DEFINIÇÃO LEGAL DE ADOLESCENTE

 

                A adolescência é uma fase da vida que inevitavelmente, todas as pessoas passam por ela e cada um enfrenta e reage diferentemente a mesma situação, pois é uma fase transitória de muitas auto-afirmações, descobertas externas em grupos de convivência como na escola, em reuniões de lazer e simultaneamente vêm as mudanças hormonais, corporais e conseqüentemente

comportamentais.Este período chamando por muitas pessoas de aborrecência,pela complexidade de entendimento,pois ele mudam de opinião com uma rapidez surpreendente    e  pelo fato do adolescente ser confuso com suas escolhas,se torna uma fase   muito conturbada ,pois ele está construindo a sua personalidade,como se passassem por um estagio para se formar, Isto é, para ingressar na vida adulta.

                Nesta fase da vida do adolescente os pais ou seus responsáveis legais devem ter uma atenção muito especial, no comportamento do adolescente, na sua companhia de amigos, grupos o que pode ser um fator determinante para seguir ou não caminhos desvirtuosos, pois o adolescente passa a buscar identificação no outro, e se ele estiver inserido em grupos de amigos que abominam atitudes delituosas ele continuará apoiando o comportamento do grupo para garantir a sua permanecia ali, mas na contramão desta situação pode também estar inserido em um grupo, transgressor das normas comportamentais adequada e igualmente ele irá seguir o pensamento estabelecido no grupo para igualmente garantir sua permanência.

                De acordo com Estatuto da Criança e do Adolescente ele define a criança e adolescente em seu artigo 2º,Vademecum (2016. p.1045) como bem preceitua a seguir:

 

Considera-se criança, para efeitos desta lei, a pessoa até 12 anos incompletos, e adolescentes aquela entre 12 e 18 anos de idade.

 

                Para colaborar na definição sobre criança e adolescente, trazendo a diferenciação da idade sob o olhar de conceito técnico, de acordo com Valter Kenji Ishida,(2005.p.02) que preceitua assim:

A diferença técnica entre criança e adolescente, criança é de 0 a 12 anos e adolescente, o menor entre 12 e 18 anos.
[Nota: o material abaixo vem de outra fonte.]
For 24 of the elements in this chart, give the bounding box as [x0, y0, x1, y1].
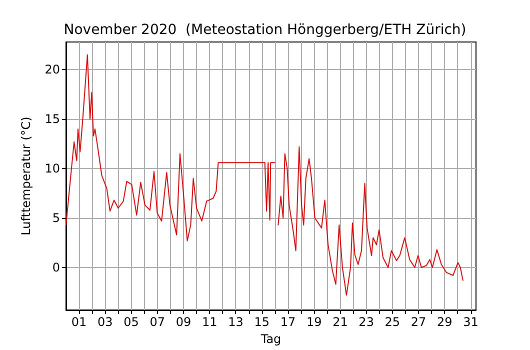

Motivo da alteração técnica: visa evitar à rotulação da palavra menor  como aquele em situação irregular .

 

               O adolescente a partir dos 16 anos pode exercer o direito de votar, mas é facultativo, ou seja, isento da obrigatoriedade. O conceito de menor fica subentendido para todas as crianças e adolescentes até 18 anos de idade.

               A criança, ou seja, pessoa até 12 anos incompletos, se praticar algum ato infracional, será encaminhada ao Conselho Tutelar e estará sujeita às medidas de proteção; o adolescente, entre 12 e 18 anos, ao praticar ato infracional, estará sujeita a processo contraditório com ampla defesa apos o devido processo legal,receberá ou não uma “Sanção”,denominada medida socioeducativa.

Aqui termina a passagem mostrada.